With the appearance of cyanobacteria, whose metabolic product was oxygen, the composition of the earth's atmosphere began to gradually change. About 850-600 million years ago, there was already a lot of O2 in the air. For ancient microorganisms, this meant a disaster - oxygen is as toxic to them as chlorine gas is to humans. Therefore, some died out, others (the so-called obligate anaerobes) fled to anoxic places - for example, underground. There were also those who managed to adapt and learned to neutralize toxic gas.

Over time, some microorganisms "understood": oxygen is a strong electron acceptor and by oxidizing organic molecules with it, you can get a lot of energy necessary for life. This means that the size of the cell increases, therefore, more DNA is placed in it, and the structure becomes more complex - this is how there is a chance to become multicellular.

Animals that can not breathe

“Plants, animals, people - everyone breathes oxygen.
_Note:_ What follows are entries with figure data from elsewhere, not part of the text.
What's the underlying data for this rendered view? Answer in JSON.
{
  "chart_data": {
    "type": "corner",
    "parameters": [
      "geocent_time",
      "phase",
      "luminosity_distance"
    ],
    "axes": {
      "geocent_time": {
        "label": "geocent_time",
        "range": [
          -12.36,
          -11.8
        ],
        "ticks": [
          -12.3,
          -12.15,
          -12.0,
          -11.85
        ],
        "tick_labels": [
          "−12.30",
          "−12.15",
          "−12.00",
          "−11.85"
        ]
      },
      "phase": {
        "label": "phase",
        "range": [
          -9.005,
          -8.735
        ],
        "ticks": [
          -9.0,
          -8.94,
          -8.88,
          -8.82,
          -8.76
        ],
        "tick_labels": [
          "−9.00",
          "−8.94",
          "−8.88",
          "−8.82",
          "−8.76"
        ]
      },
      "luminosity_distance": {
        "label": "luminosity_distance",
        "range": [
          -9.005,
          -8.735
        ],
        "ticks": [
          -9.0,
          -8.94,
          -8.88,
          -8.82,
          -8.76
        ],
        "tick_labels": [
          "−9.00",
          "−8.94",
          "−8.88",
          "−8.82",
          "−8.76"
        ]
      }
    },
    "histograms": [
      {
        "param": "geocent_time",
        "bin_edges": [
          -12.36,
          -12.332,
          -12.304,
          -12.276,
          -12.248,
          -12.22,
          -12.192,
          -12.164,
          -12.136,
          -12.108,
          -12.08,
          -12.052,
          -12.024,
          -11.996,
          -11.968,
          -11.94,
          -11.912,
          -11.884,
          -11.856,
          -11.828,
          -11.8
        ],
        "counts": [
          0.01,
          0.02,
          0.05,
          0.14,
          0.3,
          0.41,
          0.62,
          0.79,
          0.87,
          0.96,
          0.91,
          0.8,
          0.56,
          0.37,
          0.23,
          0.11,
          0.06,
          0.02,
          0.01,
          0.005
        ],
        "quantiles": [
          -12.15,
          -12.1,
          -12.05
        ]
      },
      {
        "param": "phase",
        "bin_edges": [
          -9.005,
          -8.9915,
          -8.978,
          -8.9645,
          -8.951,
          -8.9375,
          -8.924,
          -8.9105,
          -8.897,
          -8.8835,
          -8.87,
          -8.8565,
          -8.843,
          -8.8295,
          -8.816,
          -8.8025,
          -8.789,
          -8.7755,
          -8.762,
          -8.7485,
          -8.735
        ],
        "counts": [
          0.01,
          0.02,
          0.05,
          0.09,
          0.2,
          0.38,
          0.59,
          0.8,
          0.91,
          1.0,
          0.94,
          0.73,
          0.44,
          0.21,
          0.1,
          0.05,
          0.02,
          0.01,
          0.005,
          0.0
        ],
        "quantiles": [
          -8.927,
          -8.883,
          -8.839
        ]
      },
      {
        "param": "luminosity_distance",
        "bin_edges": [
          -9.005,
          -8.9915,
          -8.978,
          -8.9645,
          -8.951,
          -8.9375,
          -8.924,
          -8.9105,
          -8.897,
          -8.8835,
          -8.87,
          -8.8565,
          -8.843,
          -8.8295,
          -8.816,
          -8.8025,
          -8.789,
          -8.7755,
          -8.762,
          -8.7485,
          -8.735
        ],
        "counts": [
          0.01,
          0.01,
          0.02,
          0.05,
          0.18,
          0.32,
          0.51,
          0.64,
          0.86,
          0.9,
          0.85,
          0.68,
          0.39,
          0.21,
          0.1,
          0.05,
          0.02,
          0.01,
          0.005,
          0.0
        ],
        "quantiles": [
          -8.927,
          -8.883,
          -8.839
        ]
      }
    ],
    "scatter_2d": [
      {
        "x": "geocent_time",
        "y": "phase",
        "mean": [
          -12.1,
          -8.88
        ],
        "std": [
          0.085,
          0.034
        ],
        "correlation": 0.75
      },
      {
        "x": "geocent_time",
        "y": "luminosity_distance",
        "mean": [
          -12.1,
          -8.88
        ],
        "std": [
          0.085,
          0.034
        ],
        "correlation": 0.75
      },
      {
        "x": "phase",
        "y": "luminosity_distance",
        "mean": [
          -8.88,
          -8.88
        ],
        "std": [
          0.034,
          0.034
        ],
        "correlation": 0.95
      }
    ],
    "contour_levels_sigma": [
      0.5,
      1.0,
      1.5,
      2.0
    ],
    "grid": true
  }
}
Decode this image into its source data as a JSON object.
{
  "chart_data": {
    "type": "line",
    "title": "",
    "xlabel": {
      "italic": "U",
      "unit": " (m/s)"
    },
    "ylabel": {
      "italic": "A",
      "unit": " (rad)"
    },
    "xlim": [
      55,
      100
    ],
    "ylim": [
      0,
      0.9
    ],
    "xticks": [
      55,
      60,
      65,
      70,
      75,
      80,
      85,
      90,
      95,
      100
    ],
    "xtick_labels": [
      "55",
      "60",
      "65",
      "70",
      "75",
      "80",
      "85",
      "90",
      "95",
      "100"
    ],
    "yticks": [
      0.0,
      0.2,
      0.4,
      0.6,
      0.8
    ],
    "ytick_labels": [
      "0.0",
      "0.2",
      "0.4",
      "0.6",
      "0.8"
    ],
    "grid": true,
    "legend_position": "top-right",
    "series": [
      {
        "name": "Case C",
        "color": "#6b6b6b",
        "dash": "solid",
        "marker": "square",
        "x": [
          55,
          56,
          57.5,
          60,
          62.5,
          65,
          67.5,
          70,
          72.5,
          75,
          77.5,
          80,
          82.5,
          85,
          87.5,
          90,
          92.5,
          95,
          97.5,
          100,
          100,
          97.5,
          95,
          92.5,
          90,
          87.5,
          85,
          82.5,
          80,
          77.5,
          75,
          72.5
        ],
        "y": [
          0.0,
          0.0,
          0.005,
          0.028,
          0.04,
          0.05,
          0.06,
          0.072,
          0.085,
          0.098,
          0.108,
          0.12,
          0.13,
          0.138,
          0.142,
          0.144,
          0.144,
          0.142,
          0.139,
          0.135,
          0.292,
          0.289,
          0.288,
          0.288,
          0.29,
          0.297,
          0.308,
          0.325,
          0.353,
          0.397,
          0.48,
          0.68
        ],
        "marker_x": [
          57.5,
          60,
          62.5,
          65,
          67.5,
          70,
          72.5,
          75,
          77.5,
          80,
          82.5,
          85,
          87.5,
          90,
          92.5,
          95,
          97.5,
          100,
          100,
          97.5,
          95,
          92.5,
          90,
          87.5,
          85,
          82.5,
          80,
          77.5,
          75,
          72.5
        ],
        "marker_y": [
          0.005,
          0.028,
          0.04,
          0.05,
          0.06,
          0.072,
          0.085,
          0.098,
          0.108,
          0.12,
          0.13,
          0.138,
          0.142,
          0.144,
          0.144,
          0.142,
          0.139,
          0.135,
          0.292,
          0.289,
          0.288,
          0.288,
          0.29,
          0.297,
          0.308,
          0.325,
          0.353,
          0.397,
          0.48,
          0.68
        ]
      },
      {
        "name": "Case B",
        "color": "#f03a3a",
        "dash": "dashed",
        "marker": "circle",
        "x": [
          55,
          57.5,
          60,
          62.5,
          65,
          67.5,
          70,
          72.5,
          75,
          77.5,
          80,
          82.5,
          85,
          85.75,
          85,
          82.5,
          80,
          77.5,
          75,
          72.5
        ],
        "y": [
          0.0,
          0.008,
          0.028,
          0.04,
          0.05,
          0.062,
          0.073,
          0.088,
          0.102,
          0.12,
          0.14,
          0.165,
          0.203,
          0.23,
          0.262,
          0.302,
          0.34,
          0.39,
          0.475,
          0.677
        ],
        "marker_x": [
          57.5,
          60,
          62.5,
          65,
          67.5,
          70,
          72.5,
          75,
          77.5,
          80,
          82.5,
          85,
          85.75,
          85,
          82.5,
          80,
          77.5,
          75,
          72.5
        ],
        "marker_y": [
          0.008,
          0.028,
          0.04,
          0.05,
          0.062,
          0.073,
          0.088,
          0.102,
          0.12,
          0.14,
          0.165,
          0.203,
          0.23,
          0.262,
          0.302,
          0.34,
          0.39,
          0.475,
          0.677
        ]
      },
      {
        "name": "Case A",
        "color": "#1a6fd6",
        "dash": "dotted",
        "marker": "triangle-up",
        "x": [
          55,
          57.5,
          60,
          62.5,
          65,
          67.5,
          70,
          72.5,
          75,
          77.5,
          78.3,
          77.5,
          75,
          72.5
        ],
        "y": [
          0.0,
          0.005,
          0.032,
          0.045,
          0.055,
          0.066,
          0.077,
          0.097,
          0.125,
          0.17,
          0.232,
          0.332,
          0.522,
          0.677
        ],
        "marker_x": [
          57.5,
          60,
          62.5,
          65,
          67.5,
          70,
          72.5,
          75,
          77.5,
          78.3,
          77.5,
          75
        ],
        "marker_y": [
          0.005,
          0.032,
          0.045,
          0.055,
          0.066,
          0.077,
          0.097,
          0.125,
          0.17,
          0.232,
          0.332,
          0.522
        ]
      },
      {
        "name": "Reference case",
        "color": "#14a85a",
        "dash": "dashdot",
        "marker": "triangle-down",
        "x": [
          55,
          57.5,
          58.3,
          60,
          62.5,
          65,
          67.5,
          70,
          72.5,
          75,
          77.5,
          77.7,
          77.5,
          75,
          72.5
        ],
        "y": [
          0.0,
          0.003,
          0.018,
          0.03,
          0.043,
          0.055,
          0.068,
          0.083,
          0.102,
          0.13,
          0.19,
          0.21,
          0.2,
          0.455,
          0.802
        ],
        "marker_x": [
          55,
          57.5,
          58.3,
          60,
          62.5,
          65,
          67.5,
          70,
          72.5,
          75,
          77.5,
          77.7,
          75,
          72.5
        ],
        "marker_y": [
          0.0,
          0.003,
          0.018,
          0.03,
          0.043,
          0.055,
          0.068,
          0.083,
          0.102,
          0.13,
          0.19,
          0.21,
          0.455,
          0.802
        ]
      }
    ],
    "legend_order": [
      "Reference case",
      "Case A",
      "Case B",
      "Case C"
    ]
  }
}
This is the most effective way of obtaining energy, therefore, when aerobic respiration appeared, the prospect opened up for living organisms to form higher forms, including humans. Anaerobic microbes are also capable of evolving, but in a different direction. Many of them took the path of combining the two types of breathing. For example, E. coli (Escherichia coli) breathes oxygen, and when it enters the human body (in an anaerobic environment) - nitrates. If the conditions are completely bad, the bacterium is able not to breathe at all, it wanders - this is a completely different type of metabolism. There are practically no such opportunists among the higher forms,”the expert notes.

However, there is one exception - the naked mole rat. This mammal, living in underground burrows, costs for hours a very low level of oxygen, and completely without air will last as long as 18 minutes (for comparison: human brain death occurs on average after five minutes in an oxygen-free environment).

When there is little O2 in the air, the naked mole rat switches to anaerobic breakdown of fructose - due to the fact that GLUT5 channels, which are responsible for the release of fructose into the blood, are synthesized in different tissues. In other mammals, they are produced only in the intestines.

Naked mole rat - the only mammal capable of anaerobic breakdown of fructose
Naked mole rat - the only mammal capable of anaerobic breakdown of fructose

Naked mole rat - the only mammal capable of anaerobic breakdown of fructose.

To help a person

“There are many organisms on Earth that can do without oxygen, because anaerobic conditions are easily created - for example, in a flower pot, compost heap or coastal sediments, even in our own body,” the researcher continues.

While some anaerobes cause serious infection when shot or stabbed, most benefit humans. For example, scientists from the University of California at San Diego taught the bacteria Salmonella enterica to destroy cancer tumors: some salmonella synthesized a toxin that makes holes in the membranes of cancer cells, the second a special protein that activates the immune system, and still others produced a molecule that triggers a self-destruction program in cancer cells.

Methanogenic archaea are used in the production of biogas from ordinary household waste, and sulfate-reducing groups are able to purify wastewater from contamination.

“Today many mines are closed due to the high concentration of sulfate. When coal is mined, a large amount of wastewater is generated, which, after purification, flows into the rivers. If sulfates are not disposed of, fish and other aquatic biota may be killed in winter. We purify mine wastewater from these harmful compounds using microorganisms grown in our laboratory. We create conditions in mines so that sulfate respiration is possible there and all sulfate is removed with the help of bacteria. This technology is already being used in practice in the UK, USA, Germany. We are now just creating biotechnology that can work in the climatic conditions of Russia with low average annual temperatures,”the expert concludes.